4.3.11

CARICIAS DE TECNOCRACIA


Tras la desgracia de que nos exploten ha llegado la desgracia, mucho peor, de dejar de ser explotables.
Pascal BRUCKNER
La euforia perpetua

Platón, que como todo demócrata congruente era esclavista y como todo esclavista veleidoso fantaseaba con producir ciudadanos perfectos (reconozcamos en esta postura su intachable modernidad según el canon Robespierre), fue uno de los primeros pensadores en proponerse averiguar sistemáticamente la responsabilidad de la política en relación con la felicidad del individuo, pero fue su discípulo Aristóteles, partidario de una monarquía sublimada e inviable por idéntica razón, quien de axioma en axioma llegó a enunciar que «el Estado más perfecto es evidentemente aquel en que cada ciudadano, sea el que sea, puede, merced a las leyes, practicar lo mejor posible la virtud»; adviértase que soslaya decir «su virtud», que tendría un pase, en beneficio del sentido unívoco de «la virtud», cualidad de la que se habla hasta la baba en su célebre tratado sobre los diferentes modelos de organización social y de la que poca sustancia de entendimiento obtenemos tras haber recorrido sus páginas, salvo que el cultivo de la misma rara vez perjudica al orden establecido, lo cual equivale en más de un modo a cerrar el candado para acto seguido tirar la llave.

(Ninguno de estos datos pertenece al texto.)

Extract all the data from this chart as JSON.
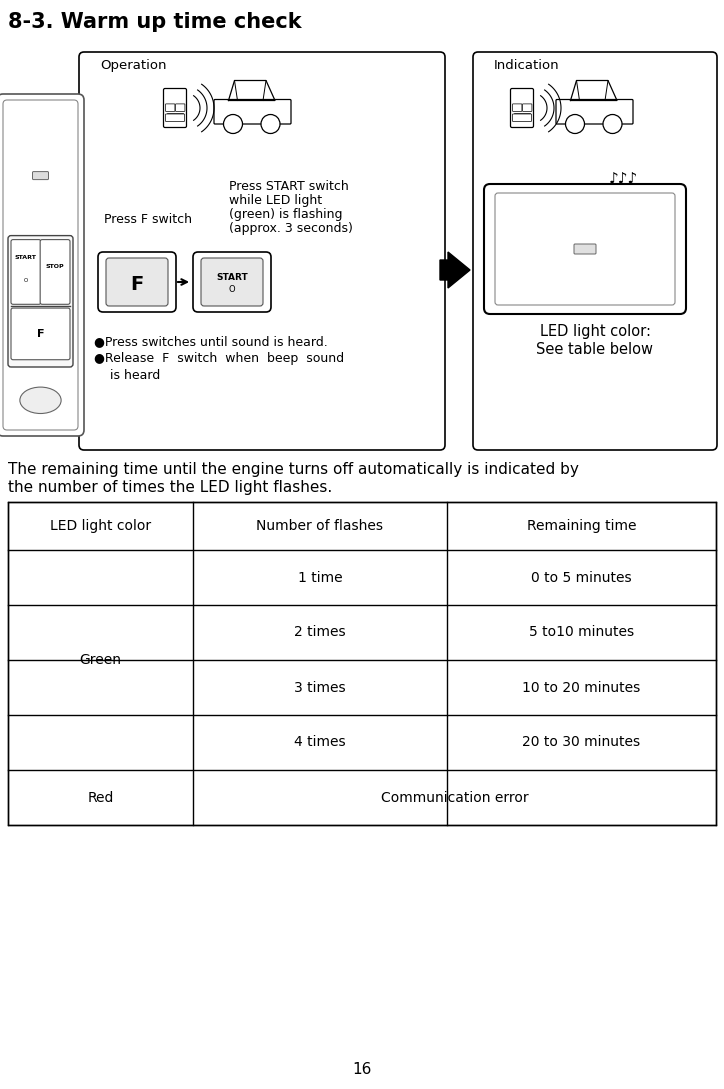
{
  "title": "8-3. Warm up time check",
  "title_fontsize": 15,
  "title_fontweight": "bold",
  "body_text_1": "The remaining time until the engine turns off automatically is indicated by",
  "body_text_2": "the number of times the LED light flashes.",
  "body_fontsize": 11,
  "operation_label": "Operation",
  "indication_label": "Indication",
  "press_f_text": "Press F switch",
  "press_start_line1": "Press START switch",
  "press_start_line2": "while LED light",
  "press_start_line3": "(green) is flashing",
  "press_start_line4": "(approx. 3 seconds)",
  "bullet1": "●Press switches until sound is heard.",
  "bullet2a": "●Release  F  switch  when  beep  sound",
  "bullet2b": "    is heard",
  "led_color_text": "LED light color:",
  "see_table_text": "See table below",
  "table_header": [
    "LED light color",
    "Number of flashes",
    "Remaining time"
  ],
  "flash_rows": [
    [
      "1 time",
      "0 to 5 minutes"
    ],
    [
      "2 times",
      "5 to10 minutes"
    ],
    [
      "3 times",
      "10 to 20 minutes"
    ],
    [
      "4 times",
      "20 to 30 minutes"
    ]
  ],
  "green_label": "Green",
  "red_label": "Red",
  "comm_error": "Communication error",
  "page_number": "16",
  "bg_color": "#ffffff",
  "text_color": "#000000",
  "table_fontsize": 10,
  "annot_fontsize": 9,
  "label_fontsize": 9.5
}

Precisamente ayer me preguntaba un amigo si conocía el peculiar indicador del Reino de Bután, el país del dragón rampante, utilizado para medir la felicidad nacional bruta de su población. No me duelen prendas al confesar que mi reacción inmediata fue sentir un escalofrío a lo largo de la espina dorsal, pues del interés del legislador por el borrón inmenso que suponen los desfavorecidos a la sonrisa por decreto, la distancia es mínima. Los Estados, ya que existen y apenas parece posible vivir en ellos ni sin ellos, al menos deberían velar por que nadie fuera infeliz dentro de sus territorios por causas materiales, cargo que bajo ningún concepto ha de tomarse como una patente que los autorice a buscar por todos los medios la dicha de la gente, propósito que en sus manos daría pábulo a una serie de atrocidades mayúsculas y minúsculas cuya descripción prefiero ahorrarme. A mi gusto, si es que puede hablarse de gusto en lo que atañe al sucísimo juego de manejar ganado humano, la misión de un gobierno justo no es hacernos buenos, sino evitar volverse malo: mantenerse útil dentro de sus límites, no servir de amparo a la ignominia asociada al funcionamiento del gran capital, y acatar a tal fin una serie de mecanismos civiles para controlar el crecimiento desmesurado de las atribuciones que se le encomiendan. Pensando en ello, recuerdo haber dejado constancia pretérita de que los sueños del poderoso terminan siendo la pesadilla de los sometidos. Hogaño, entre socarrado y pesaroso, me veo inclinado a matizar que para muchos sometidos, quizá para la mayoría, solo es posible despertar tras haber sufrido el horrible trance de una pesadilla. Y por si alguna hoz trasnochada se emocionara con los timbres de mi martillo, aclaro que esta última aseveración no guarda ningún parentesco con ese cristianismo para materialistas que proponía agudizar las contradicciones internas del liberalismo con intención superarlo a fuerza de crisis: aunque se disfrace de lógica histórica, en la práctica esa actitud ha sido siempre ponerse de parte de quien más pueda patearnos. De esa misma parte, por cierto, está el acelerador computarizado de la coexistencia virtual cuyo cariz despótico pronosticó Lewis Mumford: «En un mundo de máquinas, o de criaturas que pueden re­ducirse al estado de máquinas, los tecnócratas serían dioses».

Sirva de contrapeso estético a mi retórica La ninfa de la fuente de Lucas Cranach el Viejo, cuyo taller es conocido por utilizar el emblema de una serpiente alada.